Lesson 1: Make It Real

Users come into their interaction with the automated system with a set of terminology, metaphors, and organizational structures already in place. That is, users have a mental model of the domain and their interaction. Usable applications tap into this knowledge to give users a head start in understanding how to interact with the application. This is an example of a modality-independent guideline that applies to any automated system.

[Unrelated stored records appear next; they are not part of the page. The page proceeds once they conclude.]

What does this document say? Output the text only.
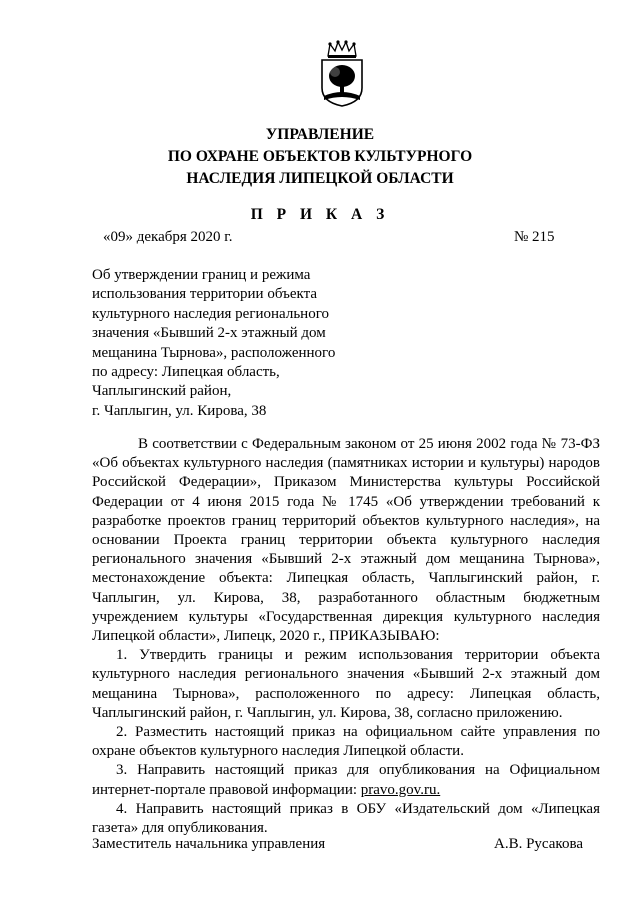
УПРАВЛЕНИЕ
ПО ОХРАНЕ ОБЪЕКТОВ КУЛЬТУРНОГО
НАСЛЕДИЯ ЛИПЕЦКОЙ ОБЛАСТИ
П Р И К А З
«09» декабря 2020 г.	№ 215
Об утверждении границ и режима
использования территории объекта
культурного наследия регионального
значения «Бывший 2-х этажный дом
мещанина Тырнова», расположенного
по адресу: Липецкая область,
Чаплыгинский район,
г. Чаплыгин, ул. Кирова, 38

В соответствии с Федеральным законом от 25 июня 2002 года № 73-ФЗ «Об объектах культурного наследия (памятниках истории и культуры) народов Российской Федерации», Приказом Министерства культуры Российской Федерации от 4 июня 2015 года № 1745 «Об утверждении требований к разработке проектов границ территорий объектов культурного наследия», на основании Проекта границ территории объекта культурного наследия регионального значения «Бывший 2-х этажный дом мещанина Тырнова», местонахождение объекта: Липецкая область, Чаплыгинский район, г. Чаплыгин, ул. Кирова, 38, разработанного областным бюджетным учреждением культуры «Государственная дирекция культурного наследия Липецкой области», Липецк, 2020 г., ПРИКАЗЫВАЮ:

1. Утвердить границы и режим использования территории объекта культурного наследия регионального значения «Бывший 2-х этажный дом мещанина Тырнова», расположенного по адресу: Липецкая область, Чаплыгинский район, г. Чаплыгин, ул. Кирова, 38, согласно приложению.

2. Разместить настоящий приказ на официальном сайте управления по охране объектов культурного наследия Липецкой области.

3. Направить настоящий приказ для опубликования на Официальном интернет-портале правовой информации: pravo.gov.ru.

4. Направить настоящий приказ в ОБУ «Издательский дом «Липецкая газета» для опубликования.

Заместитель начальника управления	А.В. Русакова
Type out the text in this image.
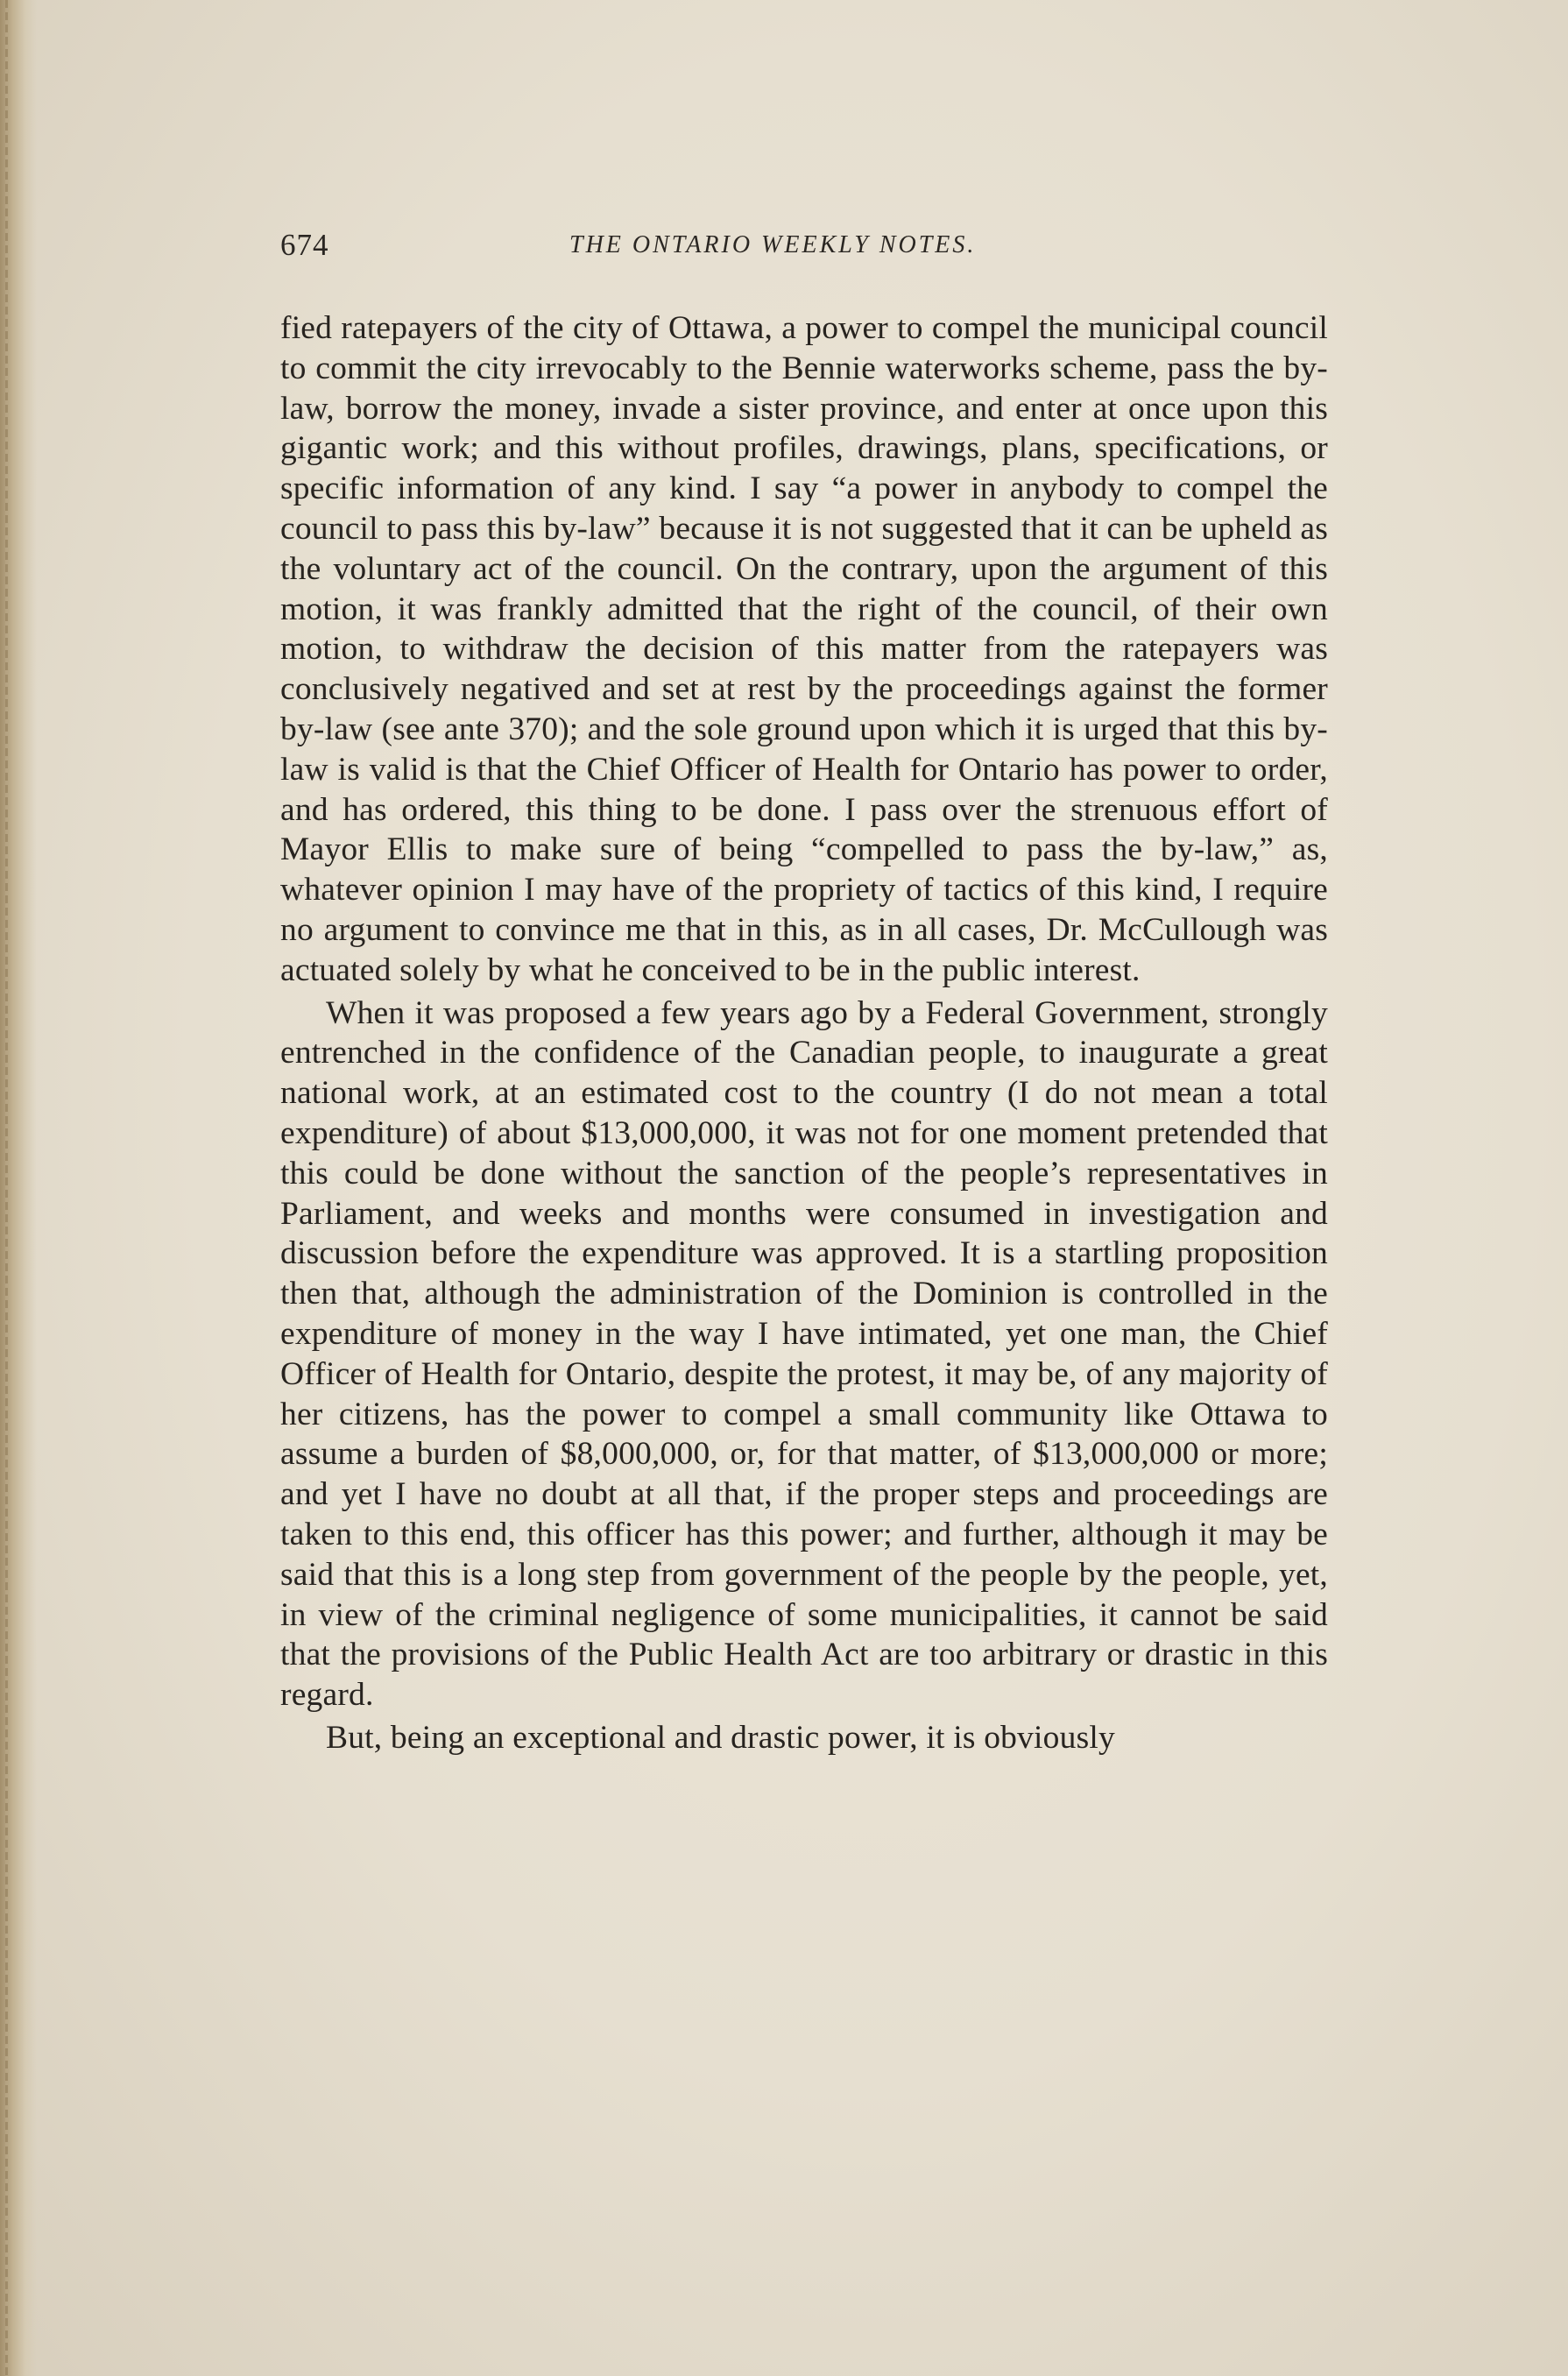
674	THE ONTARIO WEEKLY NOTES.

fied ratepayers of the city of Ottawa, a power to compel the municipal council to commit the city irrevocably to the Bennie waterworks scheme, pass the by-law, borrow the money, invade a sister province, and enter at once upon this gigantic work; and this without profiles, drawings, plans, specifications, or specific information of any kind. I say “a power in anybody to compel the council to pass this by-law” because it is not suggested that it can be upheld as the voluntary act of the council. On the contrary, upon the argument of this motion, it was frankly admitted that the right of the council, of their own motion, to withdraw the decision of this matter from the ratepayers was conclusively negatived and set at rest by the proceedings against the former by-law (see ante 370); and the sole ground upon which it is urged that this by-law is valid is that the Chief Officer of Health for Ontario has power to order, and has ordered, this thing to be done. I pass over the strenuous effort of Mayor Ellis to make sure of being “compelled to pass the by-law,” as, whatever opinion I may have of the propriety of tactics of this kind, I require no argument to convince me that in this, as in all cases, Dr. McCullough was actuated solely by what he conceived to be in the public interest.

When it was proposed a few years ago by a Federal Government, strongly entrenched in the confidence of the Canadian people, to inaugurate a great national work, at an estimated cost to the country (I do not mean a total expenditure) of about $13,000,000, it was not for one moment pretended that this could be done without the sanction of the people’s representatives in Parliament, and weeks and months were consumed in investigation and discussion before the expenditure was approved. It is a startling proposition then that, although the administration of the Dominion is controlled in the expenditure of money in the way I have intimated, yet one man, the Chief Officer of Health for Ontario, despite the protest, it may be, of any majority of her citizens, has the power to compel a small community like Ottawa to assume a burden of $8,000,000, or, for that matter, of $13,000,000 or more; and yet I have no doubt at all that, if the proper steps and proceedings are taken to this end, this officer has this power; and further, although it may be said that this is a long step from government of the people by the people, yet, in view of the criminal negligence of some municipalities, it cannot be said that the provisions of the Public Health Act are too arbitrary or drastic in this regard.

But, being an exceptional and drastic power, it is obviously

Lesson 2: Clearly and Consistently Communicate System Capabilities

We are at a unique point in technological history. Today, many users have had more exposure to speech technologies via Star Trek than in real life. In the GUI realm, users draw upon their general computer experience, real world experience in the domain of an application, and possibly previous experience with other applications. On the other hand, many users have little or no previous experience interacting with VUIs. However, these same users are not naïve because their experience with spoken language is huge and may dominate their interaction with the application.

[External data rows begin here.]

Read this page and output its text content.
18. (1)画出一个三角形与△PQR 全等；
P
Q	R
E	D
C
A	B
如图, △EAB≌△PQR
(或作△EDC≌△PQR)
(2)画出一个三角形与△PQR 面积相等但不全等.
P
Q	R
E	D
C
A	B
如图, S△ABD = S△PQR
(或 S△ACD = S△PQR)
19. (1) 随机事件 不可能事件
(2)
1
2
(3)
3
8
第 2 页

Therefore, voice user interfaces must be carefully designed to help users understand the capabilities of the system. Interfaces need to unobtrusively guide users to speak predictable utterances and avoid the unconstrained conversational speech that we use talking to another person. The goal is to achieve a natural conversation within the technological boundaries of speech recognition.

Lesson 3: Minimize the Limitations of the Medium

Listening is a difficult task, especially if there are other demands on the user's attention. The user's auditory memory is limited to a few short items, and these are quickly forgotten. The implications of these for a voice user interface are substantial. Navigation and overall architecture of the application must be transparent and easily retained for users to succeed. Moreover, the pace, word choice, and especially the intonation of prompts within a VUI are vital to helping users work in the auditory modality.

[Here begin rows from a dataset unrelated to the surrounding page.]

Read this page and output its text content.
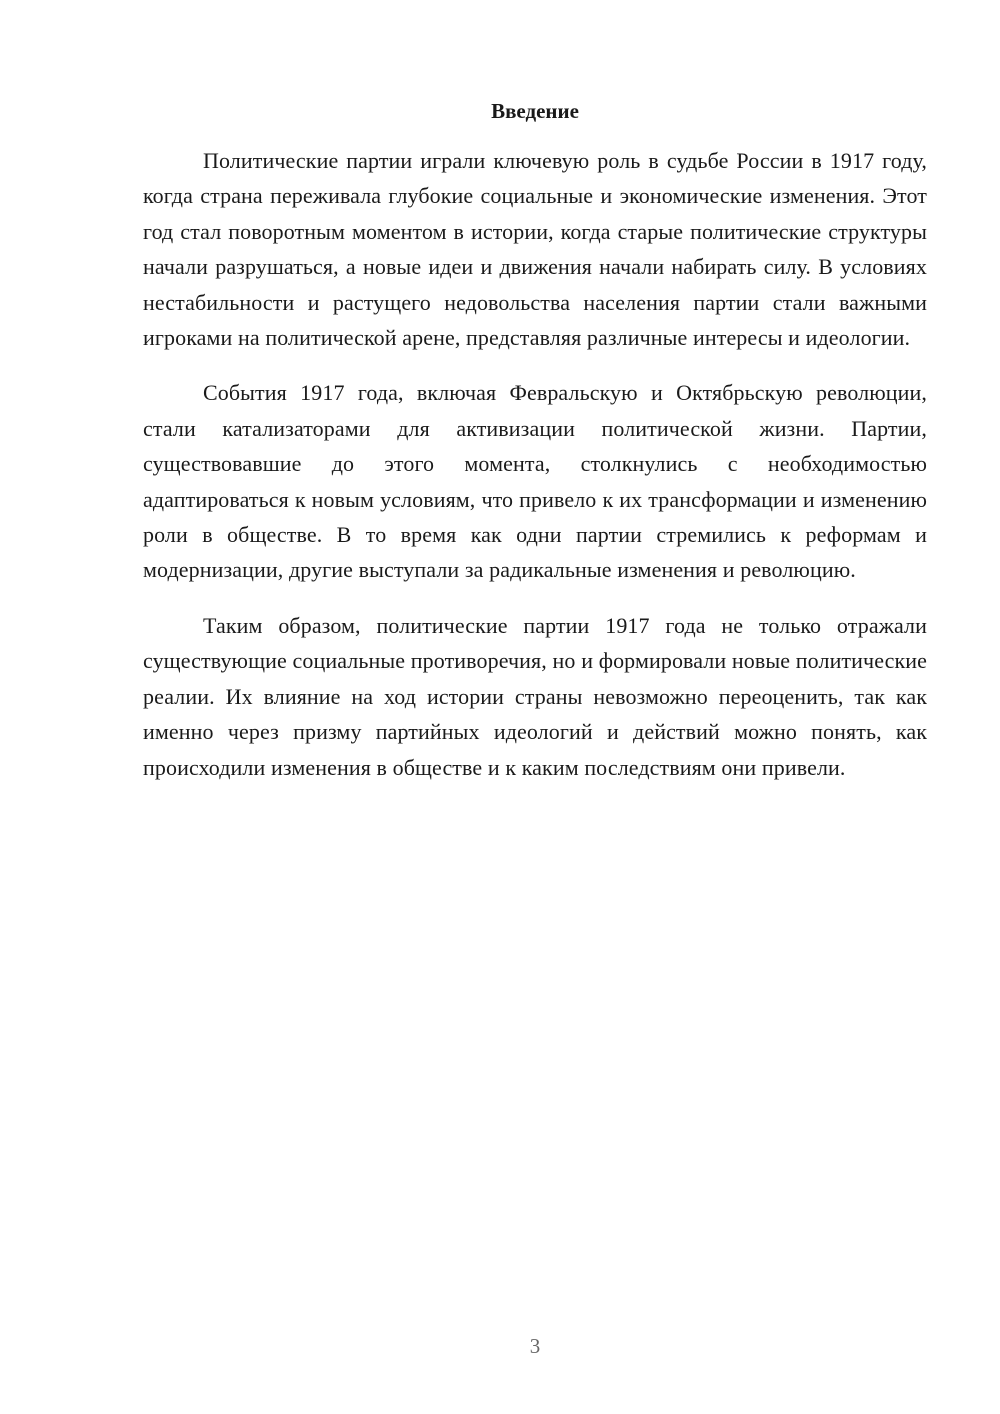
Введение

Политические партии играли ключевую роль в судьбе России в 1917 году, когда страна переживала глубокие социальные и экономические изменения. Этот год стал поворотным моментом в истории, когда старые политические структуры начали разрушаться, а новые идеи и движения начали набирать силу. В условиях нестабильности и растущего недовольства населения партии стали важными игроками на политической арене, представляя различные интересы и идеологии.

События 1917 года, включая Февральскую и Октябрьскую революции, стали катализаторами для активизации политической жизни. Партии, существовавшие до этого момента, столкнулись с необходимостью адаптироваться к новым условиям, что привело к их трансформации и изменению роли в обществе. В то время как одни партии стремились к реформам и модернизации, другие выступали за радикальные изменения и революцию.

Таким образом, политические партии 1917 года не только отражали существующие социальные противоречия, но и формировали новые политические реалии. Их влияние на ход истории страны невозможно переоценить, так как именно через призму партийных идеологий и действий можно понять, как происходили изменения в обществе и к каким последствиям они привели.

3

Lesson 4: Help the User Avoid Escalating Errors and Recover from Errors Gracefully

Speech recognition technology is imperfect, and users encounter failure for various reasons. Misrecognitions, time-outs, and out of vocabulary speech all occur regularly. To speech developers, these are distinct problems that require specialized remedies. The impression of the user, however, is simply that the system isn't working as they expect it to.

With careful consideration of error handling and cleverly designed help, we can produce applications that minimize the impact of problems that users will inevitably encounter. Applications should give users advice when they are likely to need it and allow callers change their minds, make corrections, and try again.

Lesson 5: Make the User Comfortable Using the Technology

Those of us in the speech business are technophiles who enjoy using new technology for its own sake. This is not true for most users of speech-enabled applications. Users tend to care more about accomplishing their goals than about cool technology. And recall that many users have little or no experience with speech technology, so they are unsure what to expect.

Applications need to provide users with reassurance that their spoken input was accepted and that their transactions will be processed appropriately. Remember, an automated application is valuable only if callers are comfortable enough to use it.

Next Steps

This article has laid out a set of heuristics for usable speech applications. Careful VUI design following these heuristics will produce applications that satisfy users by giving them a simple, effective method to solving their problems.

There is both art and science to designing voice user interfaces according to these guidelines. Even carefully designed applications benefit from a formal usability evaluation. The heuristics presented here are based upon results of numerous usability tests with speech-enabled applications. This does not eliminate the need for usability testing each new VUI. Techniques and metrics for VUI usability testing will be covered in a future article.